Minutes later, Rina was off to first-period class, joining Montgomery County’s public-school students from kindergarten through 12th grade, who began classes on Monday, Aug. 30.
WHITMAN SENIOR Carl Ehrlich has been at school once or twice almost every day since mid-August, practicing with the football team. Carl has already received acceptance letters from four colleges, so he anticipates a fairly stress-free year.
“It’s a good feeling,” said Carl. “Most of the academic phase is over, but there’s a sad feeling because it’s all done with.”
Carl’s classmates Jackie Weinman and Jenny Presser-Kroll agreed that there’s a downside to being at the top of the heap. Now that they’re seniors, “there are no more cute boys that are older,” Presser-Kroll said, as Weinman agreed.
Whitman’s principal Alan Goodwin watched students enter just before the first period began. “I’m excited to think it’s finally starting,” said Goodwin, beginning his first year as Whitman’s principal. “You plan and you plan for this.”
High-school students attended homeroom periods early on the first day, and received locker numbers and pin numbers for their schedules. Ben OuYang, an assistant principal at Whitman, said there were likely to be minor problems with some student schedules, “but that’s to be expected.”
“JUST KNOW THAT today is going to be a good day, so relish it,” said Wayside Elementary principal Suzette Chagnon to the school staff, who gathered in the media center 45 minutes before classes began. Chagnon instructed the Wayside staff on welcoming students, asking parents to leave their children at the school door, and moving furniture into the school’s two new classrooms.
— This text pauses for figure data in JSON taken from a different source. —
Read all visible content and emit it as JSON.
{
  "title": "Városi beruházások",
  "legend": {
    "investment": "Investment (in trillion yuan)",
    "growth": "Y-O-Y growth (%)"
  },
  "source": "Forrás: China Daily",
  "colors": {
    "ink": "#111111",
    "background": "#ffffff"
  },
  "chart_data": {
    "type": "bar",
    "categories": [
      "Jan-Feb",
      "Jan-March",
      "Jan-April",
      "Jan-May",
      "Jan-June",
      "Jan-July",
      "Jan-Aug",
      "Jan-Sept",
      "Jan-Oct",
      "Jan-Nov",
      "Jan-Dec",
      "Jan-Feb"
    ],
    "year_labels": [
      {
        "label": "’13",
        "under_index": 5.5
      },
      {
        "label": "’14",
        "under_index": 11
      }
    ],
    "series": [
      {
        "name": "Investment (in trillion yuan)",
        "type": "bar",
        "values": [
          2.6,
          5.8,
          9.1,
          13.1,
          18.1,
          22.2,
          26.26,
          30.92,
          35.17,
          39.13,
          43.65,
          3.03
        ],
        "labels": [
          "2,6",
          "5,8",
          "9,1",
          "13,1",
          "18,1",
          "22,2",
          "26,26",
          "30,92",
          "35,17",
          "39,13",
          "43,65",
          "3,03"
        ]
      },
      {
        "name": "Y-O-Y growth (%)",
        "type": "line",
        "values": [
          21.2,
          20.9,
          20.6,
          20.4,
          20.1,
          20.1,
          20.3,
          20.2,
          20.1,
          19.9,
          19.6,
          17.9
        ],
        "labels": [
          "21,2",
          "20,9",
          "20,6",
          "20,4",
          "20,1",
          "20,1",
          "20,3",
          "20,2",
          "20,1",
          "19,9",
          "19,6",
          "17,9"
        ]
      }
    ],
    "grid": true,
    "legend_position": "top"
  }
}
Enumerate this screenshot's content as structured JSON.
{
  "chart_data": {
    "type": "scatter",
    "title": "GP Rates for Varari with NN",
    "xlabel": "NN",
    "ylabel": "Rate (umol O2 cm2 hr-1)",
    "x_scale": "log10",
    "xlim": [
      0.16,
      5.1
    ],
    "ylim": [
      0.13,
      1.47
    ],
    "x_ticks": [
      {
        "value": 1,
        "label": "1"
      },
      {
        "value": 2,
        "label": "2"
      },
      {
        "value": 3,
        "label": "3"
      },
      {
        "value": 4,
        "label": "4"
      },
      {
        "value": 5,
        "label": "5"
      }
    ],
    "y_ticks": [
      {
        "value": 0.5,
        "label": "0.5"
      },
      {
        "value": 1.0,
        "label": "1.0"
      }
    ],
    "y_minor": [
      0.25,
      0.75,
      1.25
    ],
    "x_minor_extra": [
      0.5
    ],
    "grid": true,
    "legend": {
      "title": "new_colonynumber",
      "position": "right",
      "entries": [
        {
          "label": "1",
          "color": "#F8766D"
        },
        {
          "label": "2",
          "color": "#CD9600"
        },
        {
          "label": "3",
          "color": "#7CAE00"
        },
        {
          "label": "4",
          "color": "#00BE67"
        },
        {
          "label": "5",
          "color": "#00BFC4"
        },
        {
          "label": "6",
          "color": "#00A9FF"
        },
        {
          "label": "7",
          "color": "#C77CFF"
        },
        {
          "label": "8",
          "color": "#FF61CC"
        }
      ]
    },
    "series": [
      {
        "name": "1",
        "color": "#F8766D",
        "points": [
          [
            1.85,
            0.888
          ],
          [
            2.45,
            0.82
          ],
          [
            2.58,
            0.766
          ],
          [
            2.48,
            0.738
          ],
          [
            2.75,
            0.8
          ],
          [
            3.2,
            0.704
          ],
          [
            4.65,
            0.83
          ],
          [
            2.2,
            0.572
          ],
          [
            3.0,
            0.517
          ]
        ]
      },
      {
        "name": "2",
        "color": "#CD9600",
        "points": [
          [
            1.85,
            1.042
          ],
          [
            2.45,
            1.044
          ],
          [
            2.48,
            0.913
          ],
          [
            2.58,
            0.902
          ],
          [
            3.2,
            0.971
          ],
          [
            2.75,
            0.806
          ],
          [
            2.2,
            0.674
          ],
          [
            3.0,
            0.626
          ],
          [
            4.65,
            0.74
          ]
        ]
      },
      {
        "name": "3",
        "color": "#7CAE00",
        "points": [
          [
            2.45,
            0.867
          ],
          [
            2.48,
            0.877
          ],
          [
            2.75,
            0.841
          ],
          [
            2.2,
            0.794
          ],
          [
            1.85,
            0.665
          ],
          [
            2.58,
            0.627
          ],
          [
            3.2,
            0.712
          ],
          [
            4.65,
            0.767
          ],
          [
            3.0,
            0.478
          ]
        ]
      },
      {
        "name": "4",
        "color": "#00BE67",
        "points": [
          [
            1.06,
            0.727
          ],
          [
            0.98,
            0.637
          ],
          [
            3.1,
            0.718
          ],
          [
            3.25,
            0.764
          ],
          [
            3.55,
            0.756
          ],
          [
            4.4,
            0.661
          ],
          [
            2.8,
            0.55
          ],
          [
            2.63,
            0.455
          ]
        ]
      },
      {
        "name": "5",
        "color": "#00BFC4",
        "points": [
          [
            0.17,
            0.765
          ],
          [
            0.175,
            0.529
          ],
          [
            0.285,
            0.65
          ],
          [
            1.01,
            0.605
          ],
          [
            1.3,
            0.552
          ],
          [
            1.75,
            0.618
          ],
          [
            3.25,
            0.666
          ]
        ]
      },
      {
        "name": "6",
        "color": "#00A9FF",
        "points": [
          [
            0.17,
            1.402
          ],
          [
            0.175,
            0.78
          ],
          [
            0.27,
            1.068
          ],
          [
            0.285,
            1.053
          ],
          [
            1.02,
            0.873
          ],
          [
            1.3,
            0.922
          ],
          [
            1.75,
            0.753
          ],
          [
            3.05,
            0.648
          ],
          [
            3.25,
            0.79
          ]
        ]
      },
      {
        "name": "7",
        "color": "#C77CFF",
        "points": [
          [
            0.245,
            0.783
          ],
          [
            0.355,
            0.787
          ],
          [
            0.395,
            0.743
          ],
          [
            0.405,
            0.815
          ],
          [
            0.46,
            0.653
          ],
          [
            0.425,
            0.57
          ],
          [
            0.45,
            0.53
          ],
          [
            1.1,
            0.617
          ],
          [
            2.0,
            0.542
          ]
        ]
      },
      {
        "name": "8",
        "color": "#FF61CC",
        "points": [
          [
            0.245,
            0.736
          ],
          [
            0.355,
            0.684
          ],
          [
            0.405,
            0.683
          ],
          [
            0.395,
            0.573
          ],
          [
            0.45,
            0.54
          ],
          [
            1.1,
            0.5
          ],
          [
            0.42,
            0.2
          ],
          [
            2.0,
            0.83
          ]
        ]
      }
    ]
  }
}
A half-hour later, buses had arrived, and kindergarteners were greeted by student security, who led the new students to their teachers.
Some parents drove their children to Wayside and walked them to the front of the school, including Hami Tofigh, whose daughter Zahra was beginning first grade.
“It’s her first day here,” Tofigh said about Zahra, who attended the Muslim Community School as a kindergartener.
Lindsey Taff was starting fifth grade at Wayside. She was no longer nervous to start school, describing herself as “anxious” instead. Remembering her first day as a kindergartener, she said, “It was fun, because I had everyone I knew in my class.”
By 9:30 a.m., the 2004-05 school year was under way at Wayside, with one student reading the morning announcements on the school’s public address system and two more raising the Maryland and U.S. flags in front of the building.